How the Fair Work Commission's Decision on Penalty Rates Will Affect You

This afternoon the Fair Work Commission made a decision to cut penalty rates for workers in the retail, hospitality and fast food sectors. The controversial decision will see significant reductions in Sunday and public holiday rates across the industries, leaving many students and self-supporting young people devastated.
For those working in hospitality, full time and part time workers will see Sunday rates reduced from 175% to 150% of base rate. In retail, full time and part time workers’ Sunday rates are to drop from 200% to 150%, while casuals’ penalty rates will drop from 200% to 175%. Meanwhile, full time and part time workers will see public holiday rates drop from 225% to 200%. In the fast food sectors, full time and part time staff rates will see a drop from 150% of base rate to 125%.
The decision is poised to have a dramatic effect on the lives of students. Student Representative Council President Isabella Brook says that the SRC’s main concern is regarding students’ ability to support themselves throughout their degrees.
“A lot of students are working on weekends so that they can balance work and Uni, so this decision will have a drastic effect on their ability to earn money while receiving an education,” she said.
University of Sydney student Cameron Gooley has been relying on his penalty rates to help support himself, and considers the decision to be an unnecessary attack on young, self-reliant workers.
“Sunday penalty rates are the difference between being able to pay for rent and being $50-$100 short, which a lot of people don't understand when they aren't actually supporting themselves.”
“There's a difference between a small business not making a fantastic profit and a worker who can't afford food, opal and rent as it is.
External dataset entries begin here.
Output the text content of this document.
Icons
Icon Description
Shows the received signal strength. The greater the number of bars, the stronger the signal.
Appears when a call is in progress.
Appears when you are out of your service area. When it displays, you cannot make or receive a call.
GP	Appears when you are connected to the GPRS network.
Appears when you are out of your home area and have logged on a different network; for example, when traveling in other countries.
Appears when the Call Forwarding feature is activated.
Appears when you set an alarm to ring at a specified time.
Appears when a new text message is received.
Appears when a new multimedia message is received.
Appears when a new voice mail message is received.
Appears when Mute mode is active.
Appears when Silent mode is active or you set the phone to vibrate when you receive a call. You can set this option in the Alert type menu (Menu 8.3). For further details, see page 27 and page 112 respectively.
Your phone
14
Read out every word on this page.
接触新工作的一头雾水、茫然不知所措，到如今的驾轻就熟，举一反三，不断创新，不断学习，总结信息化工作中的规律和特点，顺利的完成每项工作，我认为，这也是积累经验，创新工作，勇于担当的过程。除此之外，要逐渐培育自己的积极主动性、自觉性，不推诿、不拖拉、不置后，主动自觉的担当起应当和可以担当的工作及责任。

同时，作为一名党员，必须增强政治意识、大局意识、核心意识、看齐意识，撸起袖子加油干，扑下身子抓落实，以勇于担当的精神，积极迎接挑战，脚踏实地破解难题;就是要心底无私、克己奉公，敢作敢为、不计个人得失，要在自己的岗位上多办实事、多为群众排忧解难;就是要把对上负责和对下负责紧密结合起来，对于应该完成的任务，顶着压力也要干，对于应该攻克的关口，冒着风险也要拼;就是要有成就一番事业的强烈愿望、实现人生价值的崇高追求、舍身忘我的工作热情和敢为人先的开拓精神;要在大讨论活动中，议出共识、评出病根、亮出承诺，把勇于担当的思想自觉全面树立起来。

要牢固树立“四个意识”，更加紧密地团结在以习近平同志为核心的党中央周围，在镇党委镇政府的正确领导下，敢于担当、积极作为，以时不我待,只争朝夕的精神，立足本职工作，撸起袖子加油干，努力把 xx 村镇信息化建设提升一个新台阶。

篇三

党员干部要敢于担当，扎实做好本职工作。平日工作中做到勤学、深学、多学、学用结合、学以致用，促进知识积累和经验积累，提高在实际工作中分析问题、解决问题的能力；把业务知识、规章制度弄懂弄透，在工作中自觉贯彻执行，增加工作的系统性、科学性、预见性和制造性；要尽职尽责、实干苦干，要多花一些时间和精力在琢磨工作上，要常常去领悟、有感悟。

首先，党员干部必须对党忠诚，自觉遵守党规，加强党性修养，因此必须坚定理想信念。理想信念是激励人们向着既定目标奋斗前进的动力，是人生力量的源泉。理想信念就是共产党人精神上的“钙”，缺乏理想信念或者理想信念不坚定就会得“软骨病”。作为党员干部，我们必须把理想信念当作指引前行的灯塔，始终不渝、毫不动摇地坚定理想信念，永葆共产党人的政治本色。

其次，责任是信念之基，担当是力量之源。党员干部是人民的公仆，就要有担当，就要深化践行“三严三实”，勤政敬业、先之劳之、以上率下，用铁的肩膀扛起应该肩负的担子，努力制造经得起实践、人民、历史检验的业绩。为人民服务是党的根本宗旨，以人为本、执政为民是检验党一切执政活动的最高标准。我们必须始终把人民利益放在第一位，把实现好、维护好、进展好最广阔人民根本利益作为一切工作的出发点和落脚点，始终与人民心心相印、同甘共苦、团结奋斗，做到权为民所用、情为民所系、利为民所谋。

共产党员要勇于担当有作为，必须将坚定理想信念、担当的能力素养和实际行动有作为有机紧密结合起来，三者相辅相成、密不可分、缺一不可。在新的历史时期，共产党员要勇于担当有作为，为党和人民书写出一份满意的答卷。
One is about survival, the other is just about additional disposable income.”
Combatting the costs and consequences of the Fair Work Commission’s decision will be a difficult ordeal for young students, but SRC President Isabella Brook is reminding students that they do have support networks available to them.
“Firstly, join your workplace union to protect your rights at work. On top of that, if you’re having any issues regarding your work and study balance, come and talk to an SRC caseworker who can provide you with some support and advice on any of the attacks and issues you might be facing.”